Scientists from the University of Leicester have a completely new understanding of the movement of the Earth’s mantle.
The new findings suggest that the mantle is actually divided into two different domains that mix only within themselves, contrary to popular belief.
Dr Tiffany Barry, who led the study published in Scientific Reports, said: “This new research overturns our understanding of how the inside of the Earth convects and stirs, and how it is divided up, and for the first time explains observations that were first noted in the late 1980s”
The researchers believe that one of these domains is found under the Pacific Ocean – with the other existing outside it. What they discovered suggests that upper mantle material flows to lower parts of the mantle when it reaches a subduction zone – where one tectonic plate descends beneath another one.
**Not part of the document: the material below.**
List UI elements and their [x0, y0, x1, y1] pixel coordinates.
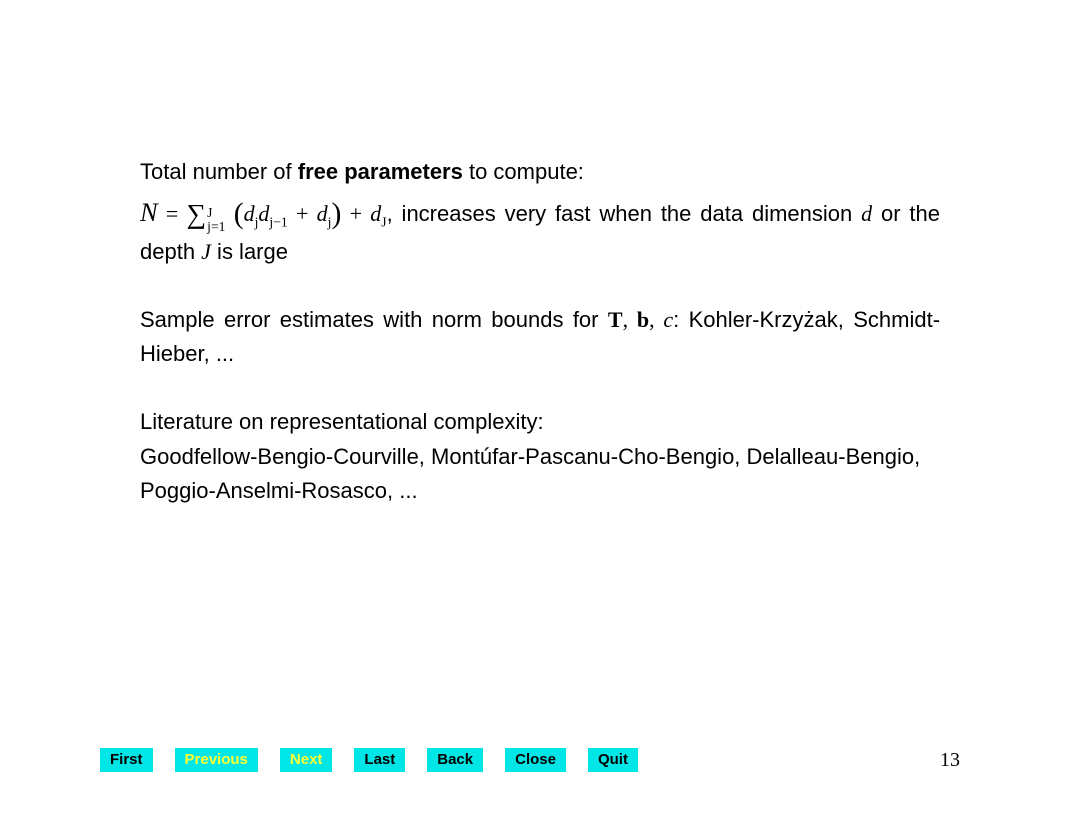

The descending material acts as a barrier, preventing upper material mixing and keeping the two domains apart.
“We have found that when mantle material reaches the bottom of the mantle, at the outer core, it does not spread out and go anywhere around the core, but instead returns to the same hemisphere of the globe from where it came,” explained Dr Barry.
The scientists combined spherical numerical computer models with the most up-to-date information of how the plates have moved over the last 200 million years. These included ‘mathematical’ particles placed at different lengths of the modelled mantle. Having tracked where these particles flowed, the researchers then examined chemical isotope evidence from past ocean basins.
Dr Barry said: “I’m incredibly excited by this work; it has been a research question I’ve been pondering for nearly two decades. It feels like a real privilege to have been able to piece together a robust and convincing model that can explain the feature of the chemical differences in ocean floor crust.”